Eine ausgefeilte und anregende Betrachtung der langen Tradition des Fotofilms lieferte Daniel Kothenschulte. Der Kölner Filmpublizist attestierte dem Standbild einen Glaubwürdigkeitsvorsprung und erfreute sich am Märchencharakter des Fotofilms, an seiner direkten Ansprache des Publikums und dem romantischen Verhältnis zur Narration.
Magische Momente fanden sich auch in dem herausragenden Fotofilm „The Writing in the Sand“ (1991) der Fotografin Sirkka-Liisa Konttinen. Eine engagierte Hommage an die britische working class und ihre durch die Expansion der Industrie gefährdete Freizeitkultur, die im Kontext des Künstlerkollektivs Amber entstanden ist. Der stark in der Tradition der Street Photography eines Walker Evans oder William Klein verankerte Fotofilm erhebt den Strand zu einer Bühne und collagiert in über 2000 Fotoprints gefährliche, ausgelassene und komische Rituale an den Stränden von Nordengland. Dabei setzt die kunstvolle Montage und der unabhängig vom Bild aufgenommene Ton ganz auf die Poesie des Augenblicks einer Gemeinschaft, die heute längst einem Atomkraftwerk gewichen ist.

Abseits vom Mainstream

Gegründet 1968 in London von einer kleinen Gruppe von Film- und Fotostudenten, zogen die Mitglieder von Amber nach Newcastle, um zusammen mit den Küstenbewohnern Filme über ihre Lebensbedingungen zu drehen – abseits vom Mainstream und Profitorientierung. Der Nordosten wuchs damals zu einem der größten Industriegebiete des Landes und zog einen Umbruch in der Arbeitswelt nach sich. Die Gruppe dokumentierte in Langzeitstudien die Veränderungen, die steigende Arbeitslosigkeit und Umweltverschmutzung.
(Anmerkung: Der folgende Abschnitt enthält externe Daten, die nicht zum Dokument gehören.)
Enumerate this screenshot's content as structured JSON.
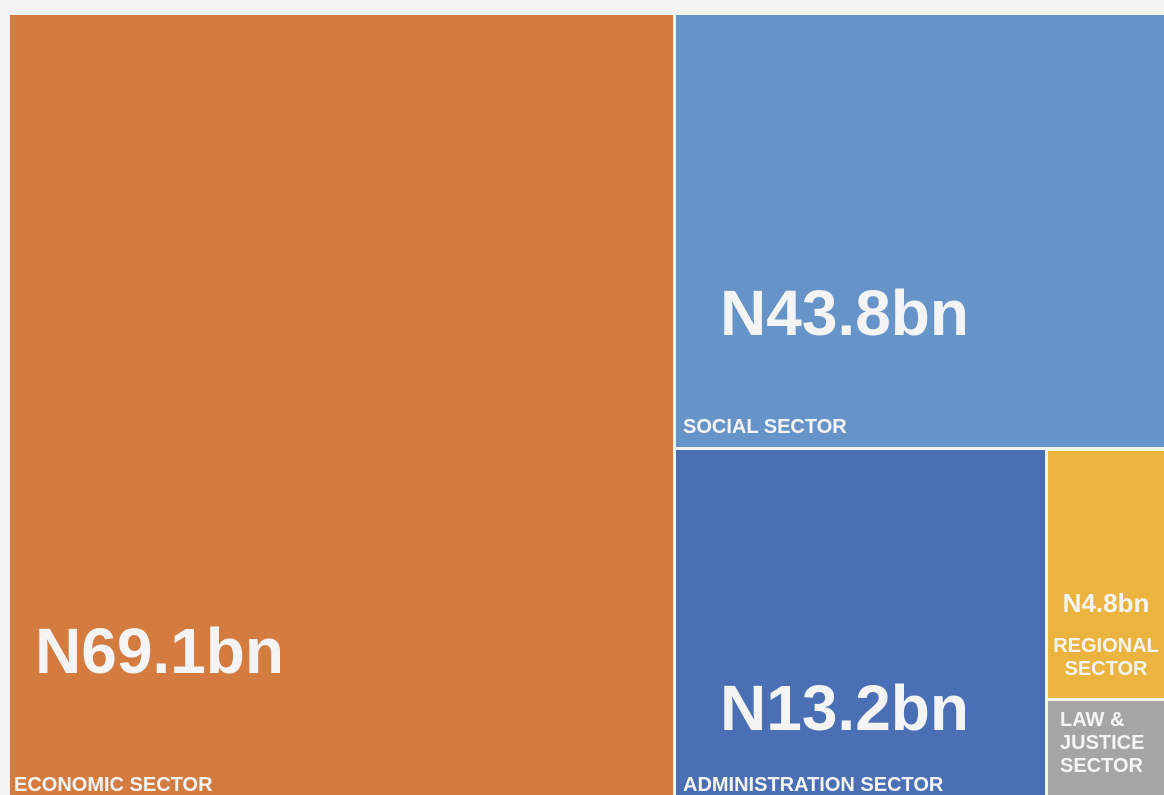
{
  "chart_data": {
    "type": "treemap",
    "categories": [
      "ECONOMIC SECTOR",
      "SOCIAL SECTOR",
      "ADMINISTRATION SECTOR",
      "REGIONAL SECTOR",
      "LAW & JUSTICE SECTOR"
    ],
    "values": [
      69.1,
      43.8,
      13.2,
      4.8,
      1.8
    ],
    "value_labels": [
      "N69.1bn",
      "N43.8bn",
      "N13.2bn",
      "N4.8bn",
      null
    ],
    "colors": [
      "#d47b3f",
      "#6794c8",
      "#4a6fb5",
      "#ebb43e",
      "#a5a5a5"
    ]
  }
}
Die zahlreichen Dokumentarfilme und bisweilen auch Spielfilme entstanden hauptsächlich für Channel 4. Heute ist die Zukunft der Gruppe ungewisser denn je. Dazu passt, dass „The Writing in the Sand“ trotz zahlreicher Preise und Festivalerfolge den Weg auf den Fernsehbildschirm nicht mehr fand.
Der Zusammenprall der Temperamente und Blickwinkel in der Kölner Endrunde hatte erhellende Momente, auch wenn sich die Diskussion überwiegend um formale Aspekte der Gattung drehte. Zu steilen Thesen kam es indes kaum. Vielleicht wäre es aufregend geworden, hätte man auch junge Redner eingeladen, die der Ankündigung einer Renaissance des Genres Nachdruck verleihen und neue Ansätze aufzeigen könnten. So löblich es auch ist, selten gezeigte Genreperlen von Chris Marker, Agnès Varda oder die pulsierenden Alltagsporträts von Hafenarbeitern und portugiesischen Fischern von Leonore Mau / Hubert Fichte zu präsentieren, so ärgerlich ist es, dass Fotofilme von jüngeren Regisseuren in die abendliche Retrospektive verbannt wurden.
Man schmückte sich lieber mit altgedienten Koryphäen oder zumindest Generationsgenossen – bis auf die „junge“ Katja Pratschke, immerhin Jahrgang 1967, Ex-KHM-Absolventin, Initiatorin und Kuratorin der Retrospektive, die eine Wiederbelebung der Gattung hoffnungsfroh auszumachen glaubte, nicht zuletzt mit ihrem eigenen, immerhin sehr gelungenen Abschlussfilm „Fremdkörper“ (2002), einer hoch aktuellen Bildercollage über Genetik und Identität. Sich zu fragen, wie das Revival – wenn es denn eines ist – zu bewerten ist und warum es gerade jetzt kommt, hielt man einer vertiefenden Diskussion nicht für wert. So blieb der Eindruck einer diskursiven Leerstelle zurück und der heroische Glanz einer Randgattung der Filmgeschichte, die heute überwiegend nur noch in Abschlussfilmen und experimentellen Videoformaten zu finden ist.